Jeannie Clark clicked off her mike and the one-word acknowledgment came right back. She was bummed. She'd finally found a flaw with her beautiful new Firehawk. Well, almost new. The machine had done a couple tours in Iraq first, but it had been totally renovated, repainted, and reconfigured with a big belly tank for dumping retardant on wildfires. It was new to her. Her boss and MHA's lead pilot, Emily Beale, had only just certified her in this type last month. And the chopper was also new to Mount Hood Aviation's "Hoodies," one of the country's premier firefighters-for-hire contractors. It was only the second load-rated Type I helicopter in their inventory.

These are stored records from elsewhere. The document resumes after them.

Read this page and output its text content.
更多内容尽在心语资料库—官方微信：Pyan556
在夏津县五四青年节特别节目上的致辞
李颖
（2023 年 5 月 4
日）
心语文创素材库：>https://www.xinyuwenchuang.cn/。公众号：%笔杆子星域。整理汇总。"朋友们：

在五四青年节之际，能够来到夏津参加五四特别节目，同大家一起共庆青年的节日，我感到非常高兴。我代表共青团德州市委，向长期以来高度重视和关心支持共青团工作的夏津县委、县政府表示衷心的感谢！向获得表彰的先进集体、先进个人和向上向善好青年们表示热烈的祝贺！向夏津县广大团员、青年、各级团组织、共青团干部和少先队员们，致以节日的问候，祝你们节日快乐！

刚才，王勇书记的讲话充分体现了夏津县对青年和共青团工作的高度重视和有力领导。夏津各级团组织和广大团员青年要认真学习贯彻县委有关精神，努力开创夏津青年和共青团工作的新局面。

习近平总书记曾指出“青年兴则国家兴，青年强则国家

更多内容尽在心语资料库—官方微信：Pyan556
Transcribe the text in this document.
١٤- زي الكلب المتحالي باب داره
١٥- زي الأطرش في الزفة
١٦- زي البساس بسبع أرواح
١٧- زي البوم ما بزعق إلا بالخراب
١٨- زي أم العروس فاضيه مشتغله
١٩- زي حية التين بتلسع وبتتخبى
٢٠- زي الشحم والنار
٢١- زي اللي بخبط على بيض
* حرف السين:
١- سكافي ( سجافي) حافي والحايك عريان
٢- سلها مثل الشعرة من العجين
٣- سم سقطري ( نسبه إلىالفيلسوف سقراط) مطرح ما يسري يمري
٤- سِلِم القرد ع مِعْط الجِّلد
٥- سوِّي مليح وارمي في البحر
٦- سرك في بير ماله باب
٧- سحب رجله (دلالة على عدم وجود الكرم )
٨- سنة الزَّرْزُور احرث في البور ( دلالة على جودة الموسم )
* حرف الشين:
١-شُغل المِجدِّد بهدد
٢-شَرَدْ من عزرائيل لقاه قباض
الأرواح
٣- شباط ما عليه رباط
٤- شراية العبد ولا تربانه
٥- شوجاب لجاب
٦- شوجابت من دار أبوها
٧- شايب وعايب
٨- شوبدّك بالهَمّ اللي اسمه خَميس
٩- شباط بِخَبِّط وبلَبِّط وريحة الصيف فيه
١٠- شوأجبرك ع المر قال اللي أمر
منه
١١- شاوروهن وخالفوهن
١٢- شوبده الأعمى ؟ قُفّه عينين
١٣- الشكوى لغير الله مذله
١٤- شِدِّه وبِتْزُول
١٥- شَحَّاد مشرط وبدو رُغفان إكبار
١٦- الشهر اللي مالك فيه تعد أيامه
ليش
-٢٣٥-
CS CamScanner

Until recently, she'd only been certified in the midsize Type II Twin Huey 212 and the tiny Type III MD500, both much-lower-capacity crafts. The Firehawk was built on the Sikorsky Black Hawk frame and could lift a massive thousand gallons of retardant or water, about four and a half tons. That could make a serious dent in a blaze except when Mama Nature was really kicking up her heels with Papa Fire. That was what her Australian friend Dale always called them, as if they were part of his Aboriginal Dreamtime creation mysticism. She'd looked up the expression and it wasn't, but she'd kept using it even after coming to America. People always looked at her cross-eyed when she used it, so she now kept it to herself.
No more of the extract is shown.